СРЕДИ КНИГ
Опубликовано в журнале Иностранная литература, номер 1, 2001
О беге времени на его краю
Борис Дубин
В творчестве — невыносимый кунктатор, в редком общении с другими — ревнивый, невротический говорун, в повседневном одиночестве — вечный голодарь и книгожор каких мало, Чоран зачитывался в основном историками и мистиками. Странно, но и в мистике, и в истории он искал одно — свободу от времени, от своего времени, от времени как такового. Переживанием временности этот «наполовину гностик, наполовину буддист» (так он себя аттестовал) глубже всего и мучился каждый день, причем еще с детской поры, когда реальность однажды вдруг улетучилась у него, пятилетнего, прямо на глазах. Так что проклятое сознание времени он всю жизнь приравнивал к грехопадению (одна из его книг, шестьдесят четвертого года, так и называлась «Грехопадение времени»), а метания собственной мысли помещал «между Утопией и Апокалипсисом».
Детство помянуто здесь неслучайно. Первые годы почти растительного существования в восточноевропейском захолустье, в глухой трансильванской деревушке Решинари и безлюдных горах вокруг, навсегда остались для Чорана воплощенным раем («Я одной ногой в раю, как другие — в гробу», — признавался он в пятидесятые годы в «Записных книжках»). И кстати, там осталась не просто его блаженная и неповторимая, как у каждого, начальная пора — там осталась целая страна, лоскутная Австро-Венгрия, доживающая и уже пораженная гибелью империя, многонациональная и многоязыкая Атлантида, которая, точно так же на глазах, через несколько лет исчезла (с карт, но не из умов). Мало того: именно провинциала Чорана, человека окраины и крайности, уроженка Нового Света Сьюзен Сонтаг, и совершенно справедливо, называет «одним из последних печальников по всей уходящей Европе — европейскому страданию, европейской интеллектуальной отваге, европейской энергии, европейской усложненности». Граница, ставшая средоточием, обрыв как центр мира — такова метафора и проблема всей чорановской судьбы («случай-предел» называл такие судьбы Морис Бланшо).
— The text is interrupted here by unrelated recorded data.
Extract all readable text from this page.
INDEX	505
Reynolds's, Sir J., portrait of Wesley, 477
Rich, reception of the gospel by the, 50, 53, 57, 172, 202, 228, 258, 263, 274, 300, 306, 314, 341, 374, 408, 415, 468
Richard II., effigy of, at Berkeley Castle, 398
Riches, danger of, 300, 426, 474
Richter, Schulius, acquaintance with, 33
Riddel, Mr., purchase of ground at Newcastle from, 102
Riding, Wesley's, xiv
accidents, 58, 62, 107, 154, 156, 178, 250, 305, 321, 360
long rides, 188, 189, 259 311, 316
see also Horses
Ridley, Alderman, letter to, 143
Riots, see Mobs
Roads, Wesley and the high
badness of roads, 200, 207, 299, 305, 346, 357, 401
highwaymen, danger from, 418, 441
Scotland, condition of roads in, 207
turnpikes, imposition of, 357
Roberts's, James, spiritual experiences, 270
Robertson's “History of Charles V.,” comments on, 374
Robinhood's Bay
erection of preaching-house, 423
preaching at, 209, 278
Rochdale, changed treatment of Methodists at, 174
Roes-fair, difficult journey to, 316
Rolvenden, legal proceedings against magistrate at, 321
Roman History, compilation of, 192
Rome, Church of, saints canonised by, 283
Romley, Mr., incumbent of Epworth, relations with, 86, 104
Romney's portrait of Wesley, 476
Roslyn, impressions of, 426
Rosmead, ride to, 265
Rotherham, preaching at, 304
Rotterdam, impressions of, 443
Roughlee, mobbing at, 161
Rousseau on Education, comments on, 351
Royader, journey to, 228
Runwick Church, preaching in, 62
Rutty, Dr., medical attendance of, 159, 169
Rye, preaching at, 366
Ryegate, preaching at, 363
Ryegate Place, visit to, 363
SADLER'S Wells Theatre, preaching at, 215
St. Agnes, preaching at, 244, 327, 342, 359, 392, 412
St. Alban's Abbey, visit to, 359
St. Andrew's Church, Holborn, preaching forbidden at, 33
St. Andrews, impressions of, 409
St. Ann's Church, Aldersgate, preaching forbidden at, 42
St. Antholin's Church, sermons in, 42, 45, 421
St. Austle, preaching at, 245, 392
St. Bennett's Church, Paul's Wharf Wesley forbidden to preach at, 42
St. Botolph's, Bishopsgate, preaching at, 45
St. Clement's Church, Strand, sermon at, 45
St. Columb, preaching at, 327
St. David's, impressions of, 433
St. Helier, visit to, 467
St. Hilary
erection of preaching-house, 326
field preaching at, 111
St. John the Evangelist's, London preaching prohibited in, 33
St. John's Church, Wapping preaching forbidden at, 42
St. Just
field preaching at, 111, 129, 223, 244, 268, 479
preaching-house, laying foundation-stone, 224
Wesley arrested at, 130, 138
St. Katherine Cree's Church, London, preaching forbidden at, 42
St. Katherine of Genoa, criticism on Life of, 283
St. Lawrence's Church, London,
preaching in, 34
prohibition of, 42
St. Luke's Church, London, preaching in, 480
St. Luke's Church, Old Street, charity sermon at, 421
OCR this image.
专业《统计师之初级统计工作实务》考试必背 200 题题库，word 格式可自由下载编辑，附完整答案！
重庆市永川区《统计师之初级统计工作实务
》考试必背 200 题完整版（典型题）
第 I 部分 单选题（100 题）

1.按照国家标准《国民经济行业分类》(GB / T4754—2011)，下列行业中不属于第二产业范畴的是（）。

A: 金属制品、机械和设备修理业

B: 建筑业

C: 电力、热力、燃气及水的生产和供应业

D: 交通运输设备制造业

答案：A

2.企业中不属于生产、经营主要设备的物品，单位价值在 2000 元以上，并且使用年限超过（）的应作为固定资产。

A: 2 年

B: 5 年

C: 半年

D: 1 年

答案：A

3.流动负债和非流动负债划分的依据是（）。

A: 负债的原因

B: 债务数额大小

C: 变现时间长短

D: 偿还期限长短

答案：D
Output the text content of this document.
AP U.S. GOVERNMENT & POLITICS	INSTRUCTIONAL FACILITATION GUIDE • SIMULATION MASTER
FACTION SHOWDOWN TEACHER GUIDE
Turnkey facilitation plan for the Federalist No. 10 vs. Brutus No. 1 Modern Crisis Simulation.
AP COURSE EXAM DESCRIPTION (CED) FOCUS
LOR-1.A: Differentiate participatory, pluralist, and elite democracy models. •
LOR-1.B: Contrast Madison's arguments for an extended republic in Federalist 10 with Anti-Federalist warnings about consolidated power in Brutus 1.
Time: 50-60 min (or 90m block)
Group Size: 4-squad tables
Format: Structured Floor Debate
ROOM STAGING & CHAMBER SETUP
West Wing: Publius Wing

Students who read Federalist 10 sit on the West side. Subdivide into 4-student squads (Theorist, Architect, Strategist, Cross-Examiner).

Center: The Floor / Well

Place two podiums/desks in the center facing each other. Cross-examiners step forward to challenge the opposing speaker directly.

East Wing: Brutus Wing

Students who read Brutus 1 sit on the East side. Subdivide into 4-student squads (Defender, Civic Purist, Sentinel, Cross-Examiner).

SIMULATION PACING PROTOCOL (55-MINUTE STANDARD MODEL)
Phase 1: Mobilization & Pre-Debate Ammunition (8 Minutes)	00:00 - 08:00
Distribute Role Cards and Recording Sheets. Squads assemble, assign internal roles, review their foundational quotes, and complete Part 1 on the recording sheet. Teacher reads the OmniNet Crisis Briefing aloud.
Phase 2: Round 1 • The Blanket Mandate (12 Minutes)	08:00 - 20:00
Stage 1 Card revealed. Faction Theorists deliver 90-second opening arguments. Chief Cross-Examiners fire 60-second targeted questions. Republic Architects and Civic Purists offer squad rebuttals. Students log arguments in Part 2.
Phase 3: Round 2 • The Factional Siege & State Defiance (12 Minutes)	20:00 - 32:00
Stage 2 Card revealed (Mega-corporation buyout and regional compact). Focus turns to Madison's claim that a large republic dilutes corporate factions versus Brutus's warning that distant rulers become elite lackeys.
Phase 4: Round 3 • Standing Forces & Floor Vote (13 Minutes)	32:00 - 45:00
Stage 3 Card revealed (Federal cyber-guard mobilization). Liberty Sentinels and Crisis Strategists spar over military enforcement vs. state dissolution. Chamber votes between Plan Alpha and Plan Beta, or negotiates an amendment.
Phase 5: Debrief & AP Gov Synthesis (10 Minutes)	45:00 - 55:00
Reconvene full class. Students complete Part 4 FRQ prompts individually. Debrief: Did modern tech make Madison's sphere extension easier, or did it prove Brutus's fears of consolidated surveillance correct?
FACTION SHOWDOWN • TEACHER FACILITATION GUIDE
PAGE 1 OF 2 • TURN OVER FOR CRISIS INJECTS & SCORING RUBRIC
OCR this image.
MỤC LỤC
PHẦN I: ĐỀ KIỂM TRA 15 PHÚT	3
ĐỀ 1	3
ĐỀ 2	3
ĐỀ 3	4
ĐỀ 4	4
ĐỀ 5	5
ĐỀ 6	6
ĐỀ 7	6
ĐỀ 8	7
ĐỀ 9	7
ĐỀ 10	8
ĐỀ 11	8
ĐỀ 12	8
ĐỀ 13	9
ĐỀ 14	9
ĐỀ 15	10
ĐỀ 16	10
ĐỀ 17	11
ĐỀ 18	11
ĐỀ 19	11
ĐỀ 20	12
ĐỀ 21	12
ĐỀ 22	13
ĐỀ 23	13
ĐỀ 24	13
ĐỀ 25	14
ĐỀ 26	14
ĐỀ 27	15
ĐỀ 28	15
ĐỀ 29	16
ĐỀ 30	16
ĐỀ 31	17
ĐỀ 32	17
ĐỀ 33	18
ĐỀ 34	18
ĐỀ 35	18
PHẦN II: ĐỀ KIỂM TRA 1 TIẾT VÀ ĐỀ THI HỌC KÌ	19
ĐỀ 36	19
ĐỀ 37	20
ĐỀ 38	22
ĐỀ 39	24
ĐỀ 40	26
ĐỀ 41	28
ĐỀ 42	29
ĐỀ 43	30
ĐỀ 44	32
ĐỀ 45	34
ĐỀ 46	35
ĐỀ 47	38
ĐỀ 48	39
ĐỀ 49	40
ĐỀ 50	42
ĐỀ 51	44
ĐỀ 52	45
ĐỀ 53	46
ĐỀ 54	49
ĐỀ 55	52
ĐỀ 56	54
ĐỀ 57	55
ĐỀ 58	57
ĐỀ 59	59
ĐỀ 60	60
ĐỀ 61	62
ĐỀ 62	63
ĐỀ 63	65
Отсюда, из этого отправного жизненного пункта, главного мысленного узла — всегдашнее и изматывающее стремление Чорана «быть несовременным как камень». Но отсюда же его самозабвенная любовь к биографиям («Как у всякого, кто не «живет»», — самокритично замечал он). Такими неразрешимыми противоречиями подрывалось изнутри и его понимание Истории; вот еще несколько строк из тех же «Записных книжек» (теперь за 1968 год): «Прочел об одном поэте прошлого века такие слова: Возмущенный уродством истории, но обезоруженный интересом к ее механике… В точности мой случай». Однако таков же и сам его невозможный, бешено-бесстрастный, саморазрушительный способ думать и писать. В литературе Чоран, начинавший в тридцатые с позднесимволистской лирической экзальтации (когда переводил на румынский стихи Малларме), в зрелые годы превыше всего ставил «сухую, как скелет, прозу, сведенную судорогой» (в «стилистах» он числится явно по недоразумению). Американский писатель Уильям Гасс сравнивал каждую чорановскую фразу с философскими парадоксами-головоломками Зенона Элейского, в основе которых, напомню, невозможность движения, существования, мысли. А вот как характеризует парализующую силу чорановского письма Сонтаг: «Афористический стиль для Чорана — принцип не столько реальности, сколько познания: любая хоть чего-нибудь стоящая мысль обречена тут же потерпеть поражение от другой, которую сама втайне породила… Обычное чорановское эссе можно описать в нескольких словах: это свод тем для размышления одновременно с подрывом любой приверженности к изложенным мыслям, не говоря уж о «действии» на их основе. Вырабатывая сложнейшие интеллектуальные формулировки для одного интеллектуального тупика за другим, Чоран создает замкнутый мир — мир трудного, главный предмет своей лирики». «Трудность» здесь — как всегда в настоящей лирике и в лирической мысли XIX-XX веков, мысли Новалиса, Кьеркегора, Ницше, Рильке, Кафки и других предшественников Чорана — это градус неотступности тех вопросов, над разрешением которых гипнотически, безысходно бьется неутолимый разум. Автор в подобных случаях не пишет о сложности, он пишет саму сложность, и пишет при этом сложностью — «огнем по огню», сказали бы любимые чорановские мистики-каббалисты.